Page 308 – It is vital to build a system of making and selling drugs much more carefully than the making and selling of BROOMS. “Let the customers decide” or “let the free market function unfettered” may be acceptable for brooms, but it is UNACCEPTABLE in the realm of prescription drugs. Sometimes HEALTH MUST BE COUNTED FIRST, and business second. Newt Gingrich didn’t see it that way.”

p. 337 – Old-fashioned Politics
For a period in the last two decades of the century, regulation had become one of the most contentious and even inflammatory issues in politics and society. It was asserted that regulations, regardless of its type or APPARENT USEFULNESS, cost society MONEY and FREEDOM. But now after the fever has passed, in looking back over the whole history of the agency, it is clear that regulation has become a VITAL PART of society for both citizens and  business. It has elevated the debate and the standards. It has added to FREEDOM as it has made medicines more reliable and safe to take. It has helped establish a base upon which more advanced medicines can be found and developed, guided by principles of medicine and science rather than hype. The lesson we can see through the past century of conflict is not that businesses may sometimes exploit citizens for profit, or that government agencies will  sometimes make mistakes, but that regulation and commerce are part of the same equation of progress. The scientific facts and social understandings needed for progress are not created in industry, or in universities, or in government, but in all of them together.

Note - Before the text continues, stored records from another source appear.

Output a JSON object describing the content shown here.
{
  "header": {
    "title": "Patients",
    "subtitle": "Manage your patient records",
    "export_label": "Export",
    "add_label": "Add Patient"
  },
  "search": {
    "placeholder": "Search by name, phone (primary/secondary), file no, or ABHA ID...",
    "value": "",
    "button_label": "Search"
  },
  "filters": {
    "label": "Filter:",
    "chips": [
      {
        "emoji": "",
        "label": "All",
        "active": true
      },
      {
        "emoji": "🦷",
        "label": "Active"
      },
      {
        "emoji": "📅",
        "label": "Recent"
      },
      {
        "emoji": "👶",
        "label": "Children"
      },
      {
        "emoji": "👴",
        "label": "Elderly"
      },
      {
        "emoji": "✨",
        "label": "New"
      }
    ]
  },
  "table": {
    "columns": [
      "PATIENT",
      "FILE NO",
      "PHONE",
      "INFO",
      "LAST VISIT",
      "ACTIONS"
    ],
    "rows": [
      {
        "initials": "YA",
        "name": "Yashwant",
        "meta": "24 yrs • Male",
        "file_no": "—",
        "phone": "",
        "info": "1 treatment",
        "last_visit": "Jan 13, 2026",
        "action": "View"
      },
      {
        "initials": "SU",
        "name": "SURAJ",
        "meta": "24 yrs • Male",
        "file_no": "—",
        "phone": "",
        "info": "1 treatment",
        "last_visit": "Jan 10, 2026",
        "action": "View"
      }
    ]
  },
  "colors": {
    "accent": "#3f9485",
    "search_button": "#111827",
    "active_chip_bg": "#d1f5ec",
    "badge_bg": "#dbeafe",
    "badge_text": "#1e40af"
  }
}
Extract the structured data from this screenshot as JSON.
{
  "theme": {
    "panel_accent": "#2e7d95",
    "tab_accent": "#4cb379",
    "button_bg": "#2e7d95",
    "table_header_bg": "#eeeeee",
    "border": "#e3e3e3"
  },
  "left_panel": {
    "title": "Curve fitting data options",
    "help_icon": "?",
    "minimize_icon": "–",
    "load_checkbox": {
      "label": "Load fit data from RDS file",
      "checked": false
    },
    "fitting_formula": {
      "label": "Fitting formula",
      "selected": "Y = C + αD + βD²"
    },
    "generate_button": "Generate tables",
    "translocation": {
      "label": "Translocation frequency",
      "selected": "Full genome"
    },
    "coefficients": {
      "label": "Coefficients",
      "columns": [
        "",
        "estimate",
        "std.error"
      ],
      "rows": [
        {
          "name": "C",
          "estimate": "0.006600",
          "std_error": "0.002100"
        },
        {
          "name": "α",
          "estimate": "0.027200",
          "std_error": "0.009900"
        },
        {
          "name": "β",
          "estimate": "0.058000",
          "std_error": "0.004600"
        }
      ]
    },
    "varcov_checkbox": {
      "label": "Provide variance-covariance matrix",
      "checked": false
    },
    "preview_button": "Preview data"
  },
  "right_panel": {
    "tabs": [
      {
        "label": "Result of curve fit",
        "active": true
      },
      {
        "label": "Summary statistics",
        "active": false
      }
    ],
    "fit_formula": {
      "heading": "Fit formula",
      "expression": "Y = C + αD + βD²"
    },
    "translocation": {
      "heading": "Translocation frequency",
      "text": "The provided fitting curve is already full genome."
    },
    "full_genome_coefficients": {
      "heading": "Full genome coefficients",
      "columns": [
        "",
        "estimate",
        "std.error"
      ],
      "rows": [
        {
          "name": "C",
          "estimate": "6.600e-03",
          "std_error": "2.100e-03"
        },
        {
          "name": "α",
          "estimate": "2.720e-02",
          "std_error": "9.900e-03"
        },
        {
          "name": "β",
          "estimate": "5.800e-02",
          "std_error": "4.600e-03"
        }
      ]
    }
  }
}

The epilogue is a great title: Epilogue: Greed and Goodness
One of his major points was that he did some experiments to see what students would choose under various circumstances when a bad drug that actually killed people would do if they had the authority to do something about it. Short answer: when they played the role of the Board of Directors, they chose profit over ethics to stop making the drug. They did not see that a corporate board had a duty and obligation to the citizens first rather than shareholders. Other circumstances also were to keep selling the drug EVEN WHEN THEY KNEW IT KILLED people and was inadequate. Only when there was a citizen or consumer interested party on the board did anything else persuade some people to vote to stop making the drug — but not necessarily enough to win a vote.

So there you have it. Republicans want to privatize everything so businesses can make profit off our misfortunes of health and be responsible for developing and testing (maybe) the drugs they make, even when there are other drugs of the same kind already on thee market that are better. And as long as the board members maintain the fiction that they owe nothing to consumers, we are fucked.